A cheap toaster will be toast within two years — but a high-end oven should still be cooking two decades after purchase.
That's according to Australian consumer group Choice, which has issued new guidelines on the "reasonable" life expectancy for household electrical goods.
Using data from Consumer NZ, Choice found that a high-end fridge, TV or washing machine should last more than a decade on average.
The results, intended to provide ammunition for battling retailers over faulty purchases, were based on responses from a survey of more than 1000 consumers, in-house product testing and manufacturer feedback.
"In most cases the lifetime for electrical appliances should go way beyond the one- to two-year manufacturer's warranty," Choice spokeswoman Nicky Breen told News.com.au.
Under New Zealand and Australian consumer law, shoppers are entitled to repair, replacement or refund if a product or service is faulty, even outside the official warranty period.

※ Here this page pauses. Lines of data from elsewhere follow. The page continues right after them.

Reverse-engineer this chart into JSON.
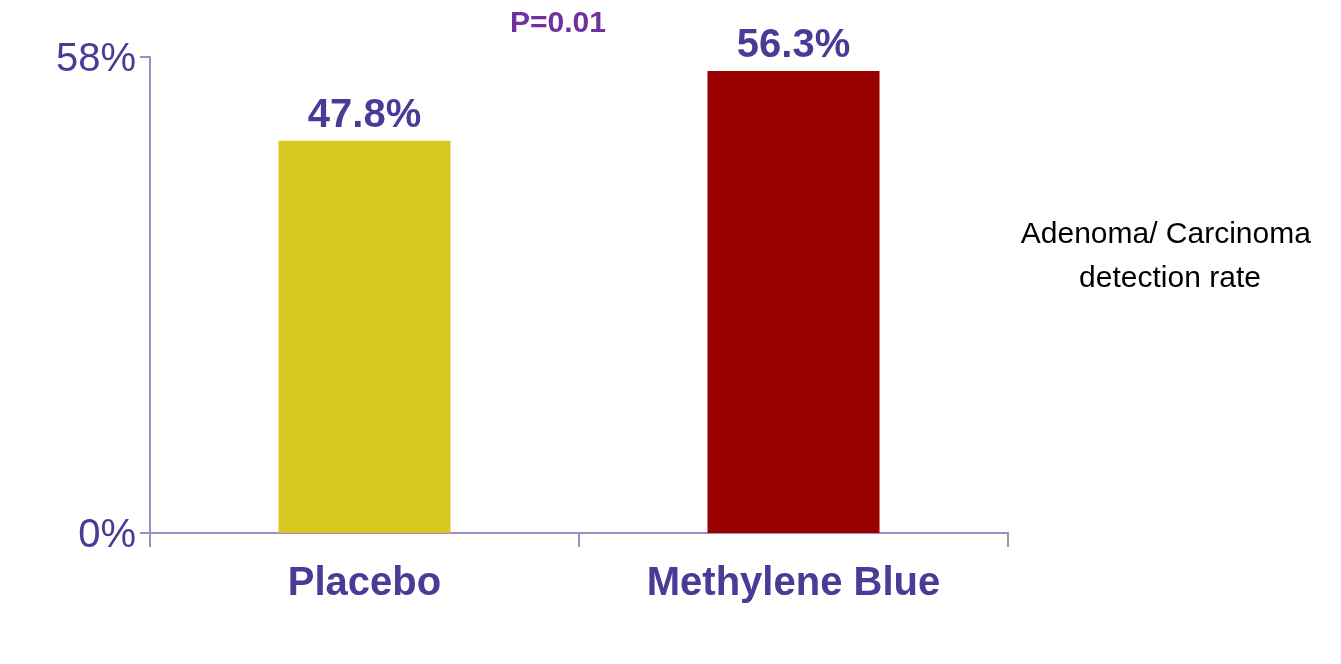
{
  "chart_data": {
    "type": "bar",
    "categories": [
      "Placebo",
      "Methylene Blue"
    ],
    "values": [
      47.8,
      56.3
    ],
    "colors": [
      "#d9c822",
      "#990000"
    ],
    "value_labels": [
      "47.8%",
      "56.3%"
    ],
    "ylim": [
      0,
      58
    ],
    "yticks": [
      {
        "value": 0,
        "label": "0%"
      },
      {
        "value": 58,
        "label": "58%"
      }
    ],
    "ylabel": "Adenoma/ Carcinoma detection rate",
    "annotations": [
      "P=0.01"
    ],
    "grid": false
  }
}
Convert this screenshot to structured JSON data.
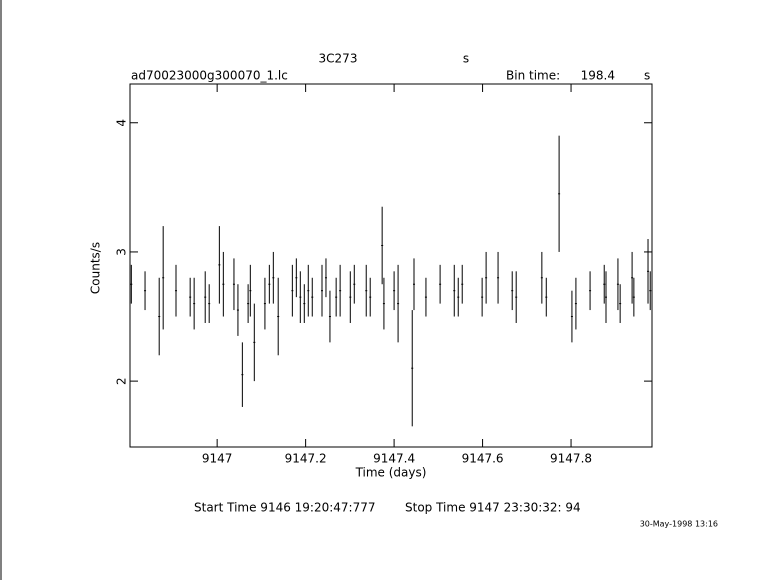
{
  "chart_data": {
    "type": "errorbar",
    "title": "3C273",
    "title_unit": "s",
    "file_name": "ad70023000g300070_1.lc",
    "bin_time_label": "Bin time:",
    "bin_time": "198.4",
    "bin_time_unit": "s",
    "x_label": "Time (days)",
    "y_label": "Counts/s",
    "start_time": "Start Time  9146 19:20:47:777",
    "stop_time": "Stop Time  9147 23:30:32: 94",
    "timestamp": "30-May-1998 13:16",
    "color": "#000000",
    "xlim": [
      9146.803,
      9147.983
    ],
    "xticks": [
      9147,
      9147.2,
      9147.4,
      9147.6,
      9147.8
    ],
    "ylim": [
      1.49,
      4.3
    ],
    "yticks": [
      2,
      3,
      4
    ],
    "x": [
      9146.806,
      9146.837,
      9146.869,
      9146.878,
      9146.907,
      9146.939,
      9146.948,
      9146.973,
      9146.982,
      9147.005,
      9147.014,
      9147.038,
      9147.047,
      9147.057,
      9147.07,
      9147.075,
      9147.084,
      9147.108,
      9147.118,
      9147.127,
      9147.138,
      9147.17,
      9147.179,
      9147.188,
      9147.197,
      9147.206,
      9147.215,
      9147.237,
      9147.246,
      9147.255,
      9147.269,
      9147.278,
      9147.301,
      9147.31,
      9147.337,
      9147.346,
      9147.373,
      9147.377,
      9147.4,
      9147.409,
      9147.441,
      9147.445,
      9147.472,
      9147.504,
      9147.536,
      9147.545,
      9147.554,
      9147.599,
      9147.608,
      9147.635,
      9147.667,
      9147.676,
      9147.734,
      9147.744,
      9147.773,
      9147.802,
      9147.811,
      9147.843,
      9147.875,
      9147.879,
      9147.906,
      9147.911,
      9147.938,
      9147.942,
      9147.974,
      9147.979
    ],
    "values": [
      2.75,
      2.7,
      2.5,
      2.8,
      2.7,
      2.65,
      2.6,
      2.65,
      2.6,
      2.9,
      2.75,
      2.75,
      2.55,
      2.05,
      2.6,
      2.7,
      2.3,
      2.6,
      2.75,
      2.8,
      2.5,
      2.7,
      2.8,
      2.65,
      2.6,
      2.7,
      2.65,
      2.7,
      2.8,
      2.5,
      2.65,
      2.7,
      2.65,
      2.75,
      2.7,
      2.65,
      3.05,
      2.6,
      2.7,
      2.6,
      2.1,
      2.75,
      2.65,
      2.75,
      2.7,
      2.65,
      2.75,
      2.65,
      2.8,
      2.8,
      2.7,
      2.65,
      2.8,
      2.65,
      3.45,
      2.5,
      2.6,
      2.7,
      2.75,
      2.65,
      2.75,
      2.6,
      2.8,
      2.65,
      2.85,
      2.7
    ],
    "errors": [
      0.15,
      0.15,
      0.3,
      0.4,
      0.2,
      0.15,
      0.2,
      0.2,
      0.15,
      0.3,
      0.25,
      0.2,
      0.2,
      0.25,
      0.15,
      0.2,
      0.3,
      0.2,
      0.15,
      0.2,
      0.3,
      0.2,
      0.15,
      0.2,
      0.15,
      0.2,
      0.15,
      0.2,
      0.15,
      0.2,
      0.15,
      0.2,
      0.2,
      0.15,
      0.2,
      0.15,
      0.3,
      0.2,
      0.15,
      0.3,
      0.45,
      0.2,
      0.15,
      0.15,
      0.2,
      0.15,
      0.15,
      0.15,
      0.2,
      0.2,
      0.15,
      0.2,
      0.2,
      0.15,
      0.45,
      0.2,
      0.2,
      0.15,
      0.15,
      0.2,
      0.2,
      0.15,
      0.2,
      0.15,
      0.25,
      0.15
    ]
  }
}
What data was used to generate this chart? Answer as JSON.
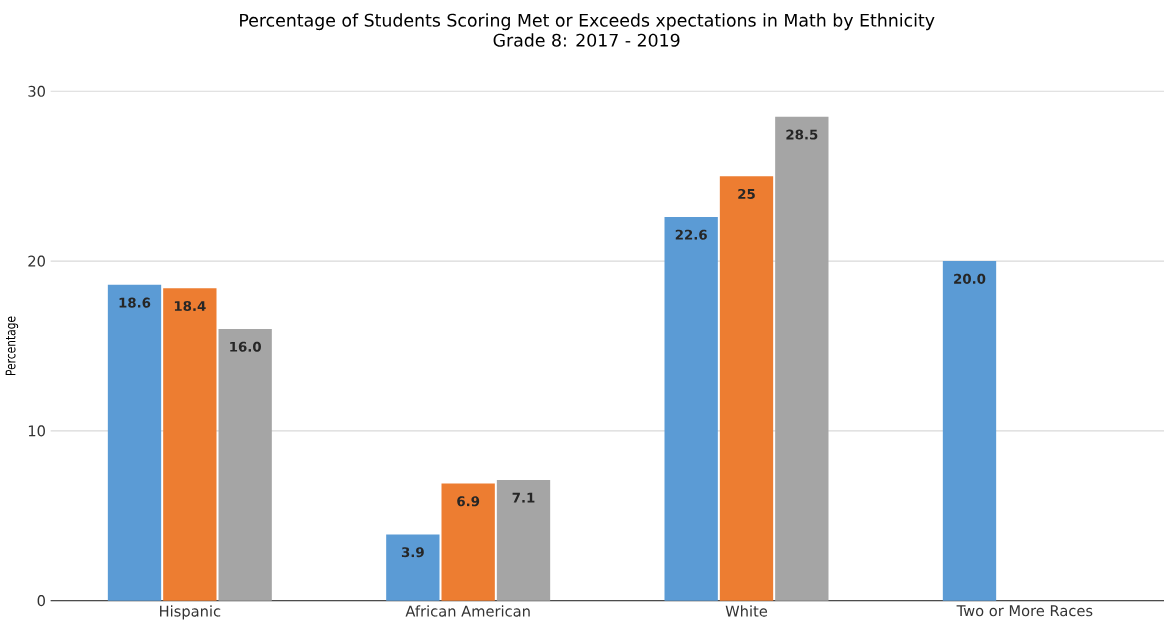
{
  "chart_data": {
    "type": "bar",
    "title": "Percentage of Students Scoring Met or Exceeds xpectations in Math by Ethnicity",
    "subtitle": "Grade 8: 2017 - 2019",
    "ylabel": "Percentage",
    "categories": [
      "Hispanic",
      "African American",
      "White",
      "Two or More Races"
    ],
    "series": [
      {
        "color": "#5b9bd5",
        "values": [
          18.6,
          3.9,
          22.6,
          20.0
        ],
        "value_labels": [
          "18.6",
          "3.9",
          "22.6",
          "20.0"
        ]
      },
      {
        "color": "#ed7d31",
        "values": [
          18.4,
          6.9,
          25,
          null
        ],
        "value_labels": [
          "18.4",
          "6.9",
          "25",
          null
        ]
      },
      {
        "color": "#a5a5a5",
        "values": [
          16.0,
          7.1,
          28.5,
          null
        ],
        "value_labels": [
          "16.0",
          "7.1",
          "28.5",
          null
        ]
      }
    ],
    "ylim": [
      0,
      30
    ],
    "yticks": [
      0,
      10,
      20,
      30
    ],
    "grid": "y"
  }
}
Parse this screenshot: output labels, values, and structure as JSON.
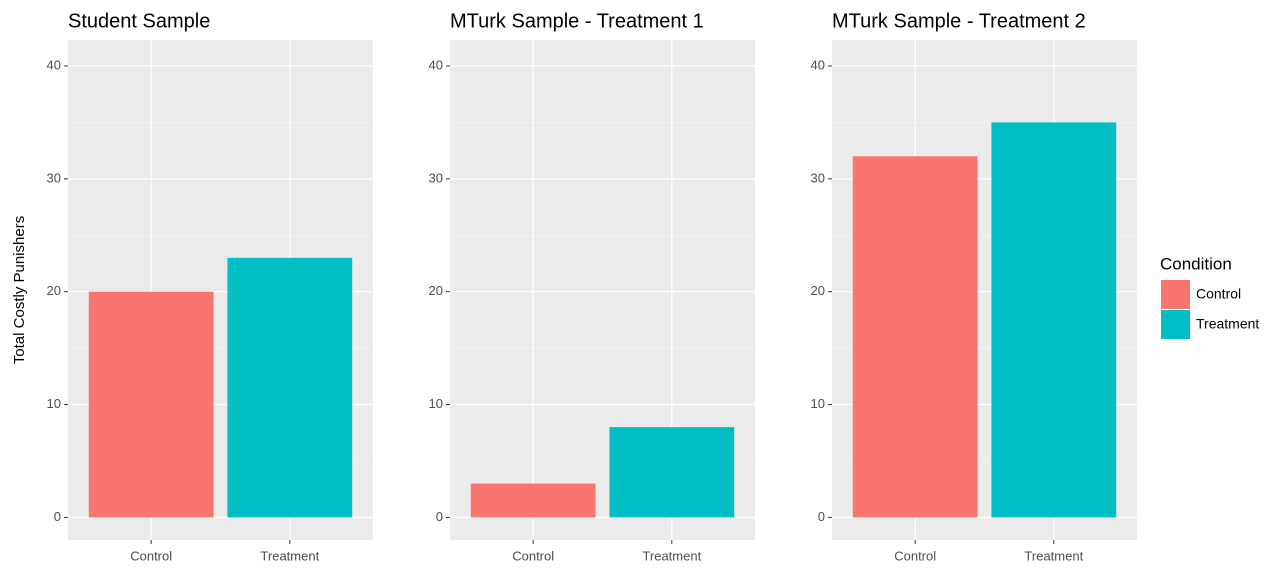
{
  "chart_data": [
    {
      "type": "bar",
      "title": "Student Sample",
      "ylabel": "Total Costly Punishers",
      "categories": [
        "Control",
        "Treatment"
      ],
      "values": [
        20,
        23
      ],
      "ylim": [
        -2,
        42.3
      ],
      "yticks": [
        0,
        10,
        20,
        30,
        40
      ],
      "grid": true
    },
    {
      "type": "bar",
      "title": "MTurk Sample - Treatment 1",
      "categories": [
        "Control",
        "Treatment"
      ],
      "values": [
        3,
        8
      ],
      "ylim": [
        -2,
        42.3
      ],
      "yticks": [
        0,
        10,
        20,
        30,
        40
      ],
      "grid": true
    },
    {
      "type": "bar",
      "title": "MTurk Sample - Treatment 2",
      "categories": [
        "Control",
        "Treatment"
      ],
      "values": [
        32,
        35
      ],
      "ylim": [
        -2,
        42.3
      ],
      "yticks": [
        0,
        10,
        20,
        30,
        40
      ],
      "grid": true
    }
  ],
  "legend": {
    "title": "Condition",
    "items": [
      {
        "name": "Control",
        "color": "#f8766d"
      },
      {
        "name": "Treatment",
        "color": "#00bfc4"
      }
    ]
  }
}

But Breen said the consumer guarantees could be "a little confusing". "The law says you're entitled to a remedy if a fault develops within a reasonable amount of time, but it's not clear what that reasonable time is," she said.
"You may buy a TV or fridge and it develops a fault within a year or two, you take it back to the retailer and there's an impasse. What we're doing is urging people to use these guidelines."
According to Choice, with basic maintenance a fridge should last between six and 13 years, while washing machines and dishwashers should last from five to 11 years. A laptop should last from four to eight years, while a smartphone should last three to six years.
"Someone should start a GoFundMe to put this on billboards outside of Harvey Norman and The Good Guys," Kristen Hall wrote on Facebook.
Many wondered why products weren't made to last anymore. "Washing machines, the prehistoric ones, lasted and lasted, 25-plus years and still working," Helen Valen wrote.
"Had to replace them just cos we got sick of waiting for them to fail and they didn't look their best anymore. Same with stoves. So it's not the technology, it's the 'design for failure/obsolescence' business model."
Naomi Ager noted that her mum's fridge only died last year — at the age of 47. "My microwave purchased in '88 is still going," she said.
Not everyone agreed with the guidelines, however. "The mobile phone one is a joke," Karla McClelland said. "The latest Samsung and Apple phones don't last more than two years before something stuffs up."
Adam Scott was sceptical a laptop could last eight years. "Where did you get that figure? The life expectancy of a spinning drive is two years, three maximum," he said.
"The heat paste on the CPU will be chalk after a few years, leading to the CPU and GPU overheating. That's if the power brick hasn't died by then. Oh, and the battery will have well and truly died by then."